Por: Lucia Ixchiu / Fotos. Cobertura Colaborativa Yaku Mama

A única sensação que tenho é a de flutuar na água. Depois de um tempo, o corpo se acostuma, e essa sensação deixa de ser estranha ou distante. “A bússola se acostuma a estar na água”, diz meu companheiro nesta jornada.
Já percorremos quase 3.000 quilômetros desde a avó Glaciar Cayambe até Belém, no Brasil, rio adentro. Estamos no último barco que nos levará ao destino final. Depois de mais de 15 embarcações e uma viagem de mais de 25 dias, enfim, estamos nas últimas horas desse percurso sobre a mãe das águas, a Yakumama.

A viagem foi acompanhada, em diferentes trechos, por insetos, plantas, selva e botos cor-de-rosa, seres com espírito, que nos deram força para seguir.
Presenciamos tudo. Não houve tempo para pensar, apenas para respirar e sentir. A digestão de tudo o que vivemos será um processo que levará tempo. O rio Solimões nos recebeu com o encontro das águas, com comida de pirarucu, açaí. Tivemos festa, cantos, cinema, silêncio e solidão. A floresta nos abraçou e nos fundimos nesse abraço. O verde corre agora em nossas veias, que são também os rios que nos conectam à selva, às florestas e a cada um dos biomas de onde viemos.

Essa viagem nos tirou o fôlego, mas nos deixou com esperança e a clareza de que o futuro está nos territórios. A resposta já existe há mais de 10.000 anos: é a terra que nos salva. Os povos estão vivos, nossas formas de existir continuam apesar do extermínio. Podemos contar, filmar, escrever nossa própria história. Não há nada que não possamos fazer.

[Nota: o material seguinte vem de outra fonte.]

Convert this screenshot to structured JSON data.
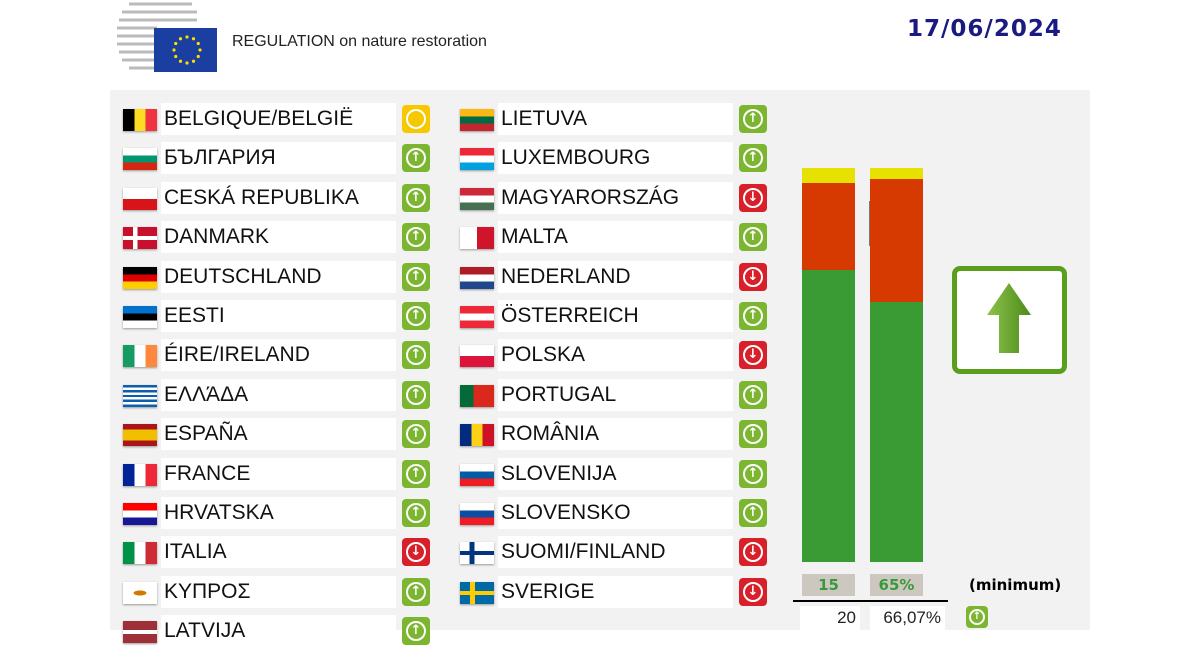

A solidariedade e a articulação entre os povos são urgentes. A Amazônia é uma só, as vozes são múltiplas e diversas, e o silêncio também é uma resposta.
Confesso que essa viagem não foi fácil. Foi um desafio multidimensional e me fez repensar o que entendo por território. Sinto que sou mais eu agora.

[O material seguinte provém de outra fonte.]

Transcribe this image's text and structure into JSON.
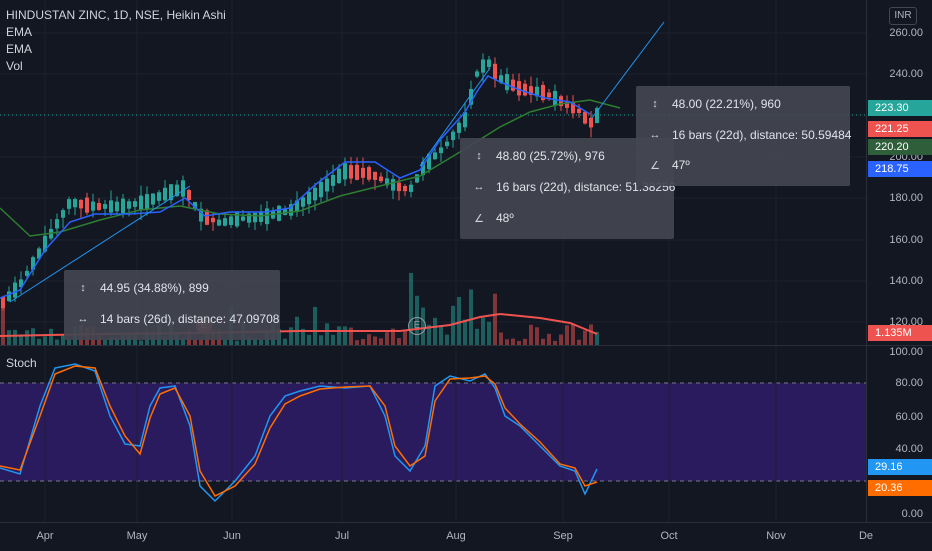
{
  "header": {
    "symbol_line": "HINDUSTAN ZINC, 1D, NSE, Heikin Ashi",
    "indicators": [
      "EMA",
      "EMA",
      "Vol"
    ],
    "currency": "INR"
  },
  "stoch_pane": {
    "label": "Stoch"
  },
  "price_scale": {
    "ticks": [
      "260.00",
      "240.00",
      "200.00",
      "180.00",
      "160.00",
      "140.00",
      "120.00"
    ],
    "badges": [
      {
        "text": "223.30",
        "color": "#26a69a"
      },
      {
        "text": "221.25",
        "color": "#ef5350"
      },
      {
        "text": "220.20",
        "color": "#2f5f3a"
      },
      {
        "text": "218.75",
        "color": "#2962ff"
      },
      {
        "text": "1.135M",
        "color": "#ef5350"
      }
    ]
  },
  "stoch_scale": {
    "ticks": [
      "100.00",
      "80.00",
      "60.00",
      "40.00",
      "0.00"
    ],
    "badges": [
      {
        "text": "29.16",
        "color": "#2196f3"
      },
      {
        "text": "20.36",
        "color": "#ff6d00"
      }
    ]
  },
  "time_axis": {
    "labels": [
      "Apr",
      "May",
      "Jun",
      "Jul",
      "Aug",
      "Sep",
      "Oct",
      "Nov",
      "De"
    ]
  },
  "measure_tooltips": [
    {
      "range": "44.95 (34.88%), 899",
      "bars": "14 bars (26d), distance: 47.09708",
      "angle": ""
    },
    {
      "range": "48.80 (25.72%), 976",
      "bars": "16 bars (22d), distance: 51.38256",
      "angle": "48º"
    },
    {
      "range": "48.00 (22.21%), 960",
      "bars": "16 bars (22d), distance: 50.59484",
      "angle": "47º"
    }
  ],
  "markers": [
    "E",
    "E"
  ],
  "colors": {
    "up": "#26a69a",
    "down": "#ef5350",
    "ema_fast": "#2962ff",
    "ema_slow": "#2e7d32",
    "stoch_k": "#2196f3",
    "stoch_d": "#ff6d00",
    "stoch_band": "#2a1a5e"
  }
}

Depois de anos longe de casa, pude voltar a ser eu mesma e exercer o trabalho de servir aos territórios por meio da comunicação, esses territórios que nos formam. Não vou mentir: houve vezes em que me senti sozinha estando fora de casa. Mas, depois dessa jornada, acho que nunca mais será igual.
Nossas vidas já não são as mesmas. No fundo da terra, sempre se lembra de onde se vem. Estar e caminhar desde os territórios sempre é necessário.

As contradições e incoerências também fizeram parte do caminho, porque nesta viagem houve de tudo, como na própria existência humana.
Medo de deixar esta jornada à qual já estou tão acostumada. Medo de odiar tudo, e ao mesmo tempo de sentir saudade.
Quem contou essa história ainda não acredita que finalmente estamos chegando, que terminou.

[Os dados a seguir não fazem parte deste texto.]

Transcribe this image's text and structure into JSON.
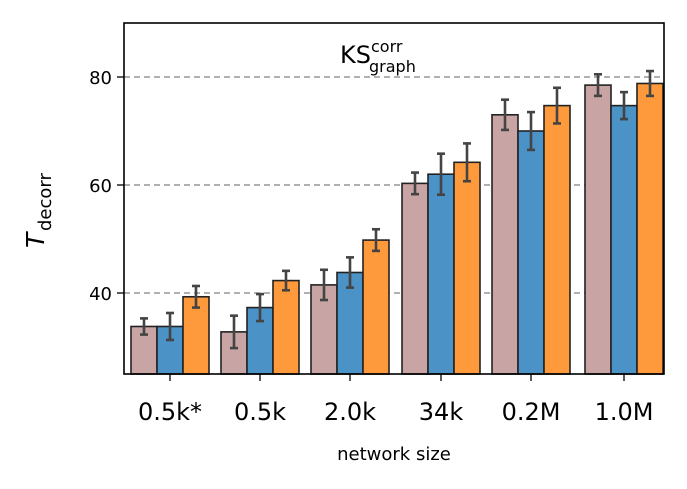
{
  "chart_data": {
    "type": "bar",
    "title": "KS",
    "title_superscript": "corr",
    "title_subscript": "graph",
    "xlabel": "network size",
    "ylabel": "T",
    "ylabel_subscript": "decorr",
    "categories": [
      "0.5k*",
      "0.5k",
      "2.0k",
      "34k",
      "0.2M",
      "1.0M"
    ],
    "ylim": [
      25,
      90
    ],
    "yticks": [
      "40",
      "60",
      "80"
    ],
    "grid": "horizontal dashed at y ticks",
    "legend": "none",
    "series": [
      {
        "color": "#c9a4a5",
        "values": [
          33.8,
          32.8,
          41.5,
          60.3,
          73.0,
          78.5
        ],
        "errors": [
          1.5,
          3.0,
          2.8,
          2.0,
          2.8,
          2.0
        ]
      },
      {
        "color": "#4b92c6",
        "values": [
          33.8,
          37.3,
          43.8,
          62.0,
          70.0,
          74.7
        ],
        "errors": [
          2.5,
          2.5,
          2.8,
          3.8,
          3.5,
          2.5
        ]
      },
      {
        "color": "#ff9a3c",
        "values": [
          39.3,
          42.3,
          49.8,
          64.2,
          74.7,
          78.8
        ],
        "errors": [
          2.0,
          1.8,
          2.0,
          3.5,
          3.3,
          2.3
        ]
      }
    ]
  }
}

Anteontem, a lua cheia nos despediu com um espetáculo de luz vermelha. Ontem, o pôr do sol nos assegurou que jamais estaríamos de novo naquele mesmo lugar e espaço. Fizemos história. Agora somos parte da selva. As texturas da água são parte do nosso olhar.

A dor pela destruição da floresta amazônica e o ecocídio cometido nela nos mostram, sem dúvida, que agir é urgente , a partir do cotidiano e do comum.

Esta jornada não termina hoje com o fim da Yakumama. Essa viagem começou há muitos anos, e este é apenas um novo começo nas formas de contar nossa própria história.